Détection des joints faibles par des techniques de choc produit par laser.

par Maxime Sagnard

Thèse de doctorat en Mécanique-matériaux (AM)

Sous la direction de Laurent Berthe.

Thèses en préparation à Paris, ENSAM , dans le cadre de École doctorale Sciences des métiers de l'ingénieur (Paris) , en partenariat avec Pimm - Laboratoire Procédés et ingénierie en mécanique et matériaux (laboratoire) .


  • Résumé

    L'une des grandes problématiques actuelles des secteurs aéronautique et spatial est la réduction du taux d'émission de CO2. Une des solutions est l'allègement et l'optimisation des structures. Dans cette optique, certains avions comme l'A380 ou l'A350 XWB ont été fabriqués en grande partie à l'aide de matériaux composites. Plus résistants et plus légers, ils permettent un gain de poids important comparés aux matériaux métalliques. Cependant, ces pièces composites sont encore assemblées à l'aide de rivets ou de boulons. Ces procédés non adaptés aux matériaux composites limitent le gain de poids que pourrait engendrer leur utilisation. L'emploi de colles en revanche permettrait ce palier à ce problème, permettant ainsi de réduire de manière plus efficace le poids des structures. Cependant, ce procédé peut aussi être à l'origine de la création de joints faibles. Un joint est qualifié de faible quand sa tenue mécanique est inférieure à sa tenue nominale prévue. Actuellement, l'absence de Control Non Destructif (CND) permettant d'évaluer les propriétés mécaniques de ces pièces collées est l'un des principaux verrous à l'utilisation de ce procédé d'assemblage. Le Test d'Adhérence par Choc Laser (LASAT) à déjà prouvé sa capacité à évaluer la tenue mécanique de joints de colle dans des structure en Polymère Renforcé de Fibres de Carbone (PRFC). Cependant il ne peut s'appliquer qu'à quelques géométries d'assemblage spécifiques et a aussi démontré des limites en termes de détection de joint faible. Ce travail propose une étude expérimentale et numérique d'une des optimisations du LASAT : le Test d'Adhérence par Choc Laser Symétrique (S-LASAT). Le but est d'approfondir la compréhension de la physique mise en jeu afin de mieux appréhender les prérequis nécessaires à la technologie pour détecter les joints faibles. Cette étude conclura sur une étude unique de test d'adhérence réalisée sur de vraies pièce aéronautiques collées.

  • Titre traduit

    Detection of weak bonds in composite materials using laser impacts.


  • Résumé

    The limitation of carbon dioxide emissions is one of today's greatest challenges for the aerospace industry. Weight reduction is seen as one of the most promising lead for that matter and a first step has already been made toward this goal through the use of composite materials.

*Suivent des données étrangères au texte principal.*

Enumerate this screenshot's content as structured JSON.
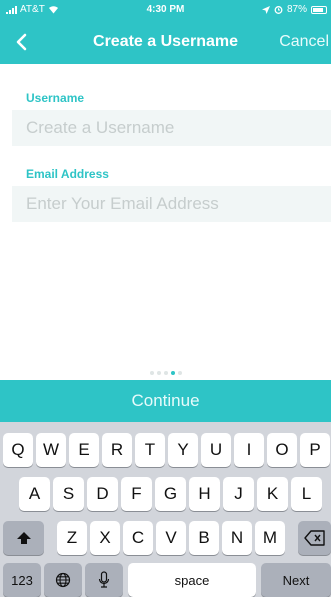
{
  "status_bar": {
    "carrier": "AT&T",
    "time": "4:30 PM",
    "battery": "87%"
  },
  "nav": {
    "title": "Create a Username",
    "cancel_label": "Cancel"
  },
  "form": {
    "username_label": "Username",
    "username_placeholder": "Create a Username",
    "username_value": "",
    "email_label": "Email Address",
    "email_placeholder": "Enter Your Email Address",
    "email_value": ""
  },
  "page_dots": {
    "count": 5,
    "active_index": 3
  },
  "continue_label": "Continue",
  "keyboard": {
    "row1": [
      "Q",
      "W",
      "E",
      "R",
      "T",
      "Y",
      "U",
      "I",
      "O",
      "P"
    ],
    "row2": [
      "A",
      "S",
      "D",
      "F",
      "G",
      "H",
      "J",
      "K",
      "L"
    ],
    "row3": [
      "Z",
      "X",
      "C",
      "V",
      "B",
      "N",
      "M"
    ],
    "numbers_label": "123",
    "space_label": "space",
    "next_label": "Next"
  },
  "colors": {
    "accent": "#2ec4c6",
    "input_bg": "#f1f6f6",
    "keyboard_bg": "#d2d5db"
  }
}
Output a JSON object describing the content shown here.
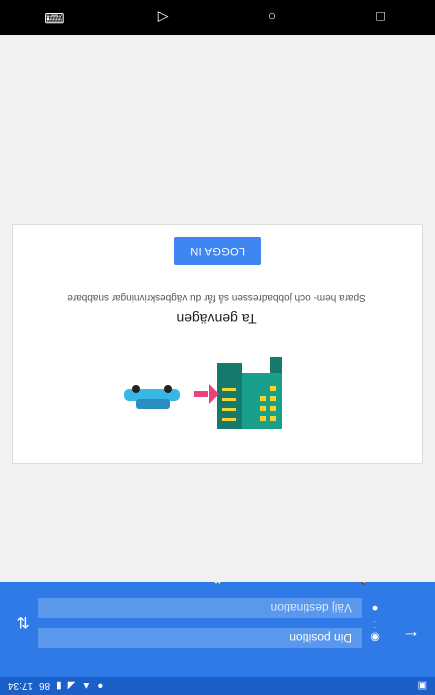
{
  "status_bar": {
    "time": "17:34",
    "battery": "86"
  },
  "directions": {
    "origin_label": "Din position",
    "destination_placeholder": "Välj destination"
  },
  "card": {
    "title": "Ta genvägen",
    "description": "Spara hem- och jobbadressen så får du vägbeskrivningar snabbare",
    "login_label": "LOGGA IN"
  },
  "colors": {
    "primary": "#2f7ae6",
    "button": "#3e86f2"
  }
}
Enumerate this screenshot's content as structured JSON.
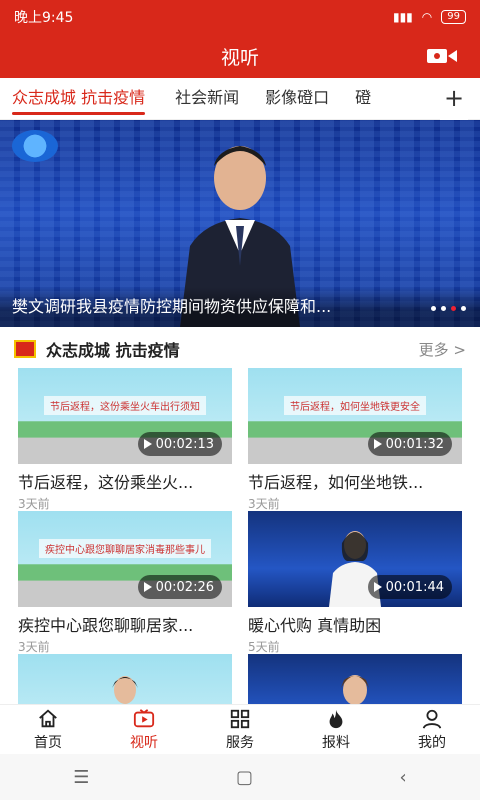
{
  "status_bar": {
    "time": "晚上9:45",
    "battery": "99"
  },
  "header": {
    "title": "视听"
  },
  "tabs": [
    {
      "label": "众志成城 抗击疫情",
      "active": true
    },
    {
      "label": "社会新闻",
      "active": false
    },
    {
      "label": "影像磴口",
      "active": false
    },
    {
      "label": "磴",
      "active": false
    }
  ],
  "hero": {
    "caption": "樊文调研我县疫情防控期间物资供应保障和...",
    "dots": 4,
    "active_dot": 3
  },
  "section": {
    "title": "众志成城 抗击疫情",
    "more": "更多 >"
  },
  "cards": [
    {
      "title": "节后返程，这份乘坐火...",
      "time": "3天前",
      "duration": "00:02:13",
      "style": "sky",
      "banner": "节后返程，这份乘坐火车出行须知"
    },
    {
      "title": "节后返程，如何坐地铁...",
      "time": "3天前",
      "duration": "00:01:32",
      "style": "sky",
      "banner": "节后返程，如何坐地铁更安全"
    },
    {
      "title": "疾控中心跟您聊聊居家...",
      "time": "3天前",
      "duration": "00:02:26",
      "style": "sky",
      "banner": "疾控中心跟您聊聊居家消毒那些事儿"
    },
    {
      "title": "暖心代购 真情助困",
      "time": "5天前",
      "duration": "00:01:44",
      "style": "news",
      "banner": ""
    },
    {
      "title": "",
      "time": "",
      "duration": "",
      "style": "sky",
      "banner": ""
    },
    {
      "title": "",
      "time": "",
      "duration": "",
      "style": "news",
      "banner": ""
    }
  ],
  "bottom_nav": [
    {
      "label": "首页",
      "icon": "home-icon",
      "active": false
    },
    {
      "label": "视听",
      "icon": "video-icon",
      "active": true
    },
    {
      "label": "服务",
      "icon": "grid-icon",
      "active": false
    },
    {
      "label": "报料",
      "icon": "fire-icon",
      "active": false
    },
    {
      "label": "我的",
      "icon": "user-icon",
      "active": false
    }
  ],
  "colors": {
    "brand": "#d8281a",
    "text": "#222222",
    "muted": "#999999"
  }
}
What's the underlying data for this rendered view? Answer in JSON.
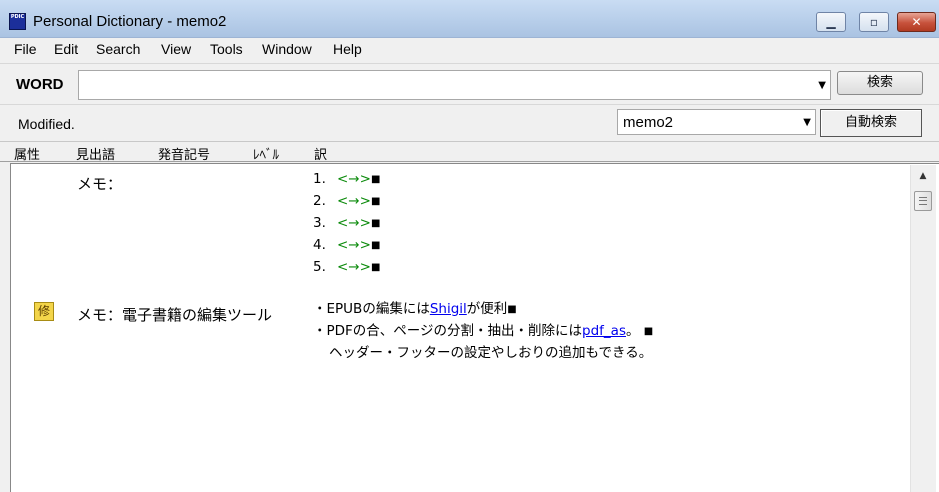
{
  "window": {
    "title": "Personal Dictionary - memo2",
    "icon_text": "PDIC",
    "controls": [
      "minimize-icon",
      "maximize-icon",
      "close-icon"
    ]
  },
  "menu": [
    "File",
    "Edit",
    "Search",
    "View",
    "Tools",
    "Window",
    "Help"
  ],
  "word_bar": {
    "label": "WORD",
    "value": "",
    "search_button": "検索"
  },
  "status_row": {
    "status": "Modified.",
    "dictionary": "memo2",
    "auto_search_button": "自動検索"
  },
  "columns": [
    "属性",
    "見出語",
    "発音記号",
    "ﾚﾍﾞﾙ",
    "訳"
  ],
  "entries": [
    {
      "headword": "メモ：",
      "badge": "",
      "lines": [
        {
          "num": "1.",
          "text": "<→>"
        },
        {
          "num": "2.",
          "text": "<→>"
        },
        {
          "num": "3.",
          "text": "<→>"
        },
        {
          "num": "4.",
          "text": "<→>"
        },
        {
          "num": "5.",
          "text": "<→>"
        }
      ],
      "end_mark": "■"
    },
    {
      "headword": "メモ：電子書籍の編集ツール",
      "badge": "修",
      "line1": {
        "prefix": "・EPUBの編集には",
        "link": "Shigil",
        "suffix": "が便利",
        "end_mark": "■"
      },
      "line2": {
        "prefix": "・PDFの合、ページの分割・抽出・削除には",
        "link": "pdf_as",
        "suffix": "。",
        "end_mark": "■"
      },
      "line3": {
        "text": "ヘッダー・フッターの設定やしおりの追加もできる。"
      }
    }
  ]
}
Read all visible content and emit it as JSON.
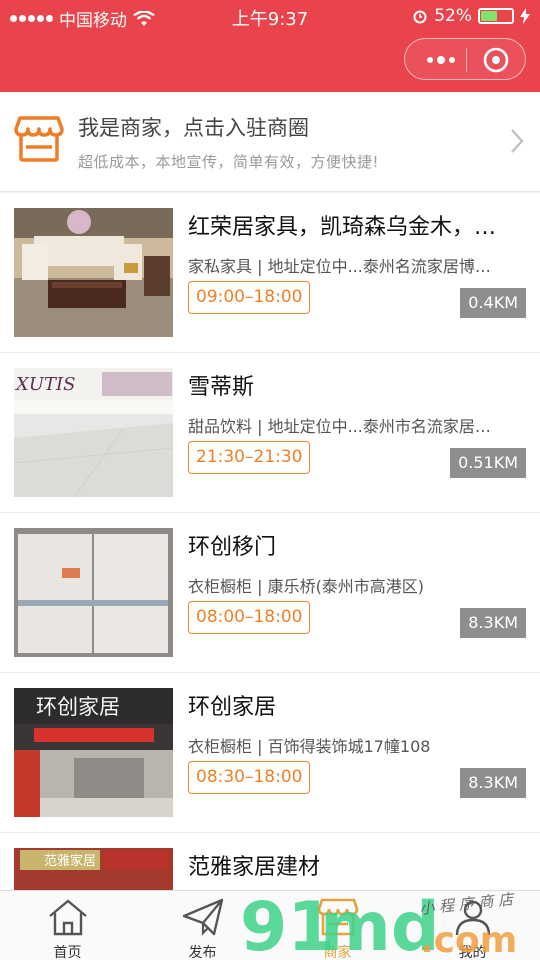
{
  "status_bar": {
    "carrier": "中国移动",
    "time": "上午9:37",
    "battery": "52%",
    "battery_level": 0.52
  },
  "colors": {
    "header_bg": "#e9434c",
    "accent_orange": "#f07f25",
    "distance_badge_bg": "#8e8e8e",
    "active_tab": "#e6a23c"
  },
  "merchant_banner": {
    "icon": "shop-icon",
    "title": "我是商家，点击入驻商圈",
    "subtitle": "超低成本，本地宣传，简单有效，方便快捷!"
  },
  "shops": [
    {
      "name": "红荣居家具，凯琦森乌金木，…",
      "desc": "家私家具 | 地址定位中...泰州名流家居博…",
      "hours": "09:00–18:00",
      "distance": "0.4KM"
    },
    {
      "name": "雪蒂斯",
      "desc": "甜品饮料 | 地址定位中...泰州市名流家居…",
      "hours": "21:30–21:30",
      "distance": "0.51KM"
    },
    {
      "name": "环创移门",
      "desc": "衣柜橱柜 | 康乐桥(泰州市高港区)",
      "hours": "08:00–18:00",
      "distance": "8.3KM"
    },
    {
      "name": "环创家居",
      "desc": "衣柜橱柜 | 百饰得装饰城17幢108",
      "hours": "08:30–18:00",
      "distance": "8.3KM"
    },
    {
      "name": "范雅家居建材",
      "desc": "",
      "hours": "",
      "distance": ""
    }
  ],
  "thumb_text": {
    "shop2_sign": "XUTIS",
    "shop4_sign": "环创家居",
    "shop5_sign": "范雅家居"
  },
  "tabs": [
    {
      "label": "首页",
      "icon": "home-icon"
    },
    {
      "label": "发布",
      "icon": "send-icon"
    },
    {
      "label": "商家",
      "icon": "shop-icon"
    },
    {
      "label": "我的",
      "icon": "user-icon"
    }
  ],
  "watermark": {
    "logo": "91md.com",
    "handwriting": "小程序商店"
  }
}
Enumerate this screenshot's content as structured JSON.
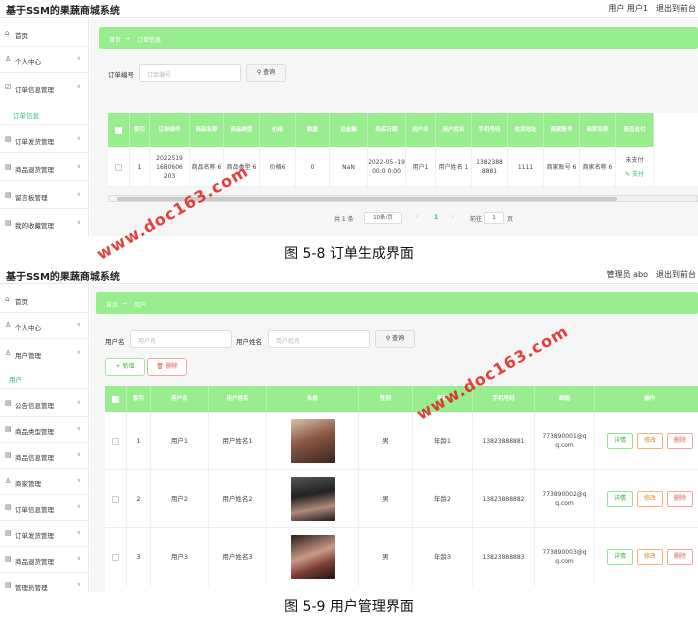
{
  "app_title": "基于SSM的果蔬商城系统",
  "watermark": "www.doc163.com",
  "screens": [
    {
      "top_user": "用户 用户1",
      "exit": "退出到前台",
      "menu": [
        {
          "icon": "⌂",
          "label": "首页"
        },
        {
          "icon": "♙",
          "label": "个人中心"
        },
        {
          "icon": "☑",
          "label": "订单信息管理"
        },
        {
          "label": "订单信息"
        },
        {
          "icon": "▤",
          "label": "订单发货管理"
        },
        {
          "icon": "▤",
          "label": "商品退货管理"
        },
        {
          "icon": "▤",
          "label": "留言板管理"
        },
        {
          "icon": "▤",
          "label": "我的收藏管理"
        }
      ],
      "crumb_home": "首页",
      "crumb_sep": "→",
      "crumb_current": "订单信息",
      "search_label": "订单编号",
      "search_placeholder": "订单编号",
      "query_button": "查询",
      "columns": [
        "索引",
        "订单编号",
        "商品名称",
        "商品类型",
        "价格",
        "数量",
        "总金额",
        "购买日期",
        "用户名",
        "用户姓名",
        "手机号码",
        "收货地址",
        "商家账号",
        "商家名称",
        "是否支付"
      ],
      "row": [
        "1",
        "2022519 1680606 203",
        "商品名称 6",
        "商品类型 6",
        "价格6",
        "0",
        "NaN",
        "2022-05 -19 00:0 0:00",
        "用户1",
        "用户姓名 1",
        "1382388 8881",
        "1111",
        "商家账号 6",
        "商家名称 6",
        "未支付"
      ],
      "pay_link": "支付",
      "pagination": {
        "total": "共 1 条",
        "size": "10条/页",
        "prev": "‹",
        "page": "1",
        "next": "›",
        "goto": "前往",
        "goto_value": "1",
        "page_unit": "页"
      }
    },
    {
      "top_user": "管理员 abo",
      "exit": "退出到前台",
      "menu": [
        {
          "icon": "⌂",
          "label": "首页"
        },
        {
          "icon": "♙",
          "label": "个人中心"
        },
        {
          "icon": "♙",
          "label": "用户管理"
        },
        {
          "label": "用户"
        },
        {
          "icon": "▤",
          "label": "公告信息管理"
        },
        {
          "icon": "▤",
          "label": "商品类型管理"
        },
        {
          "icon": "▤",
          "label": "商品信息管理"
        },
        {
          "icon": "♙",
          "label": "商家管理"
        },
        {
          "icon": "▤",
          "label": "订单信息管理"
        },
        {
          "icon": "▤",
          "label": "订单发货管理"
        },
        {
          "icon": "▤",
          "label": "商品退货管理"
        },
        {
          "icon": "▤",
          "label": "管理员管理"
        }
      ],
      "crumb_home": "首页",
      "crumb_sep": "→",
      "crumb_current": "用户",
      "search_label_1": "用户名",
      "search_placeholder_1": "用户名",
      "search_label_2": "用户姓名",
      "search_placeholder_2": "用户姓名",
      "query_button": "查询",
      "add_button": "新增",
      "delete_button": "删除",
      "columns": [
        "索引",
        "用户名",
        "用户姓名",
        "头像",
        "性别",
        "年龄",
        "手机号码",
        "邮箱",
        "操作"
      ],
      "rows": [
        {
          "index": "1",
          "username": "用户1",
          "name": "用户姓名1",
          "gender": "男",
          "age": "年龄1",
          "phone": "13823888881",
          "email": "773890001@q q.com"
        },
        {
          "index": "2",
          "username": "用户2",
          "name": "用户姓名2",
          "gender": "男",
          "age": "年龄2",
          "phone": "13823888882",
          "email": "773890002@q q.com"
        },
        {
          "index": "3",
          "username": "用户3",
          "name": "用户姓名3",
          "gender": "男",
          "age": "年龄3",
          "phone": "13823888883",
          "email": "773890003@q q.com"
        }
      ],
      "actions": {
        "detail": "详情",
        "edit": "修改",
        "delete": "删除"
      }
    }
  ],
  "captions": [
    "图 5-8 订单生成界面",
    "图 5-9 用户管理界面"
  ]
}
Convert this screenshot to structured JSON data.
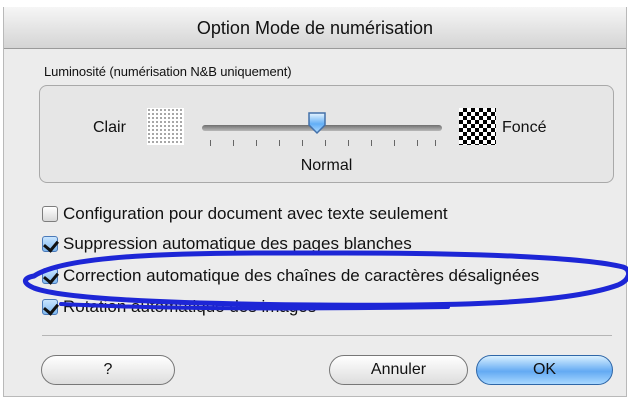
{
  "dialog": {
    "title": "Option Mode de numérisation"
  },
  "brightness": {
    "group_label": "Luminosité (numérisation N&B uniquement)",
    "light_label": "Clair",
    "dark_label": "Foncé",
    "value_label": "Normal",
    "slider_level": 0.5
  },
  "options": [
    {
      "label": "Configuration pour document avec texte seulement",
      "checked": false
    },
    {
      "label": "Suppression automatique des pages blanches",
      "checked": true
    },
    {
      "label": "Correction automatique des chaînes de caractères désalignées",
      "checked": true
    },
    {
      "label": "Rotation automatique des images",
      "checked": true
    }
  ],
  "buttons": {
    "help": "?",
    "cancel": "Annuler",
    "ok": "OK"
  },
  "colors": {
    "annotation": "#1d26d6",
    "default_button": "#63aaf3",
    "checkbox_checked": "#7fb8f0"
  },
  "icons": {
    "light_pattern": "light-pattern-icon",
    "dark_pattern": "dark-pattern-icon",
    "slider_thumb": "slider-thumb-icon",
    "checkmark": "checkmark-icon"
  }
}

Lighter and more mechanically efficient than their metallic counterparts, their use helped optimising the weight of several aircrafts such as the A350 XWB or A380. Nevertheless, if the material has changed, the assembly process did not evolve along with it. Hence, techniques such as riveting or bolting previously used for metallic structure are still used for composite parts assembly, but they are not suitable anymore for this type of material (creation of local constraints, corrosion, …). Instead, bonding composite parts using adhesives would be a better solution and could help further reducing the overall weight of the aircraft. However, with this new assembly method also come new problems, such as weak bonding. A weak bond is characterised by a loss of mechanical adherence that cannot be spotted using conventional Non-Destructive Tests (NDTs) such as ultrasound scanning. Since the industry currently lacks these NDTs to assess the mechanical integrity of bonded structures, the use of adhesives for composite assembly is limited. The LAser Shock Adhesion Test (LASAT), has already demonstrated its capacity to evaluate bonded composite assembly but also proved to be limited in terms of assembly configuration and weak bond detection capability. This work focuses on one of its optimisations, the Symmetrical LASAT (S-LASAT). Both experimental and numerical studies are realised to better understand the prerequisites of the technique as well as the level of mastery required for the technology to best detect weak bonds within Carbon Fibre Reinforce Polymer (CFRP) structures. This manuscript concludes with a one of a kind experimental campaign realised on real bonded CFRP aircraft parts.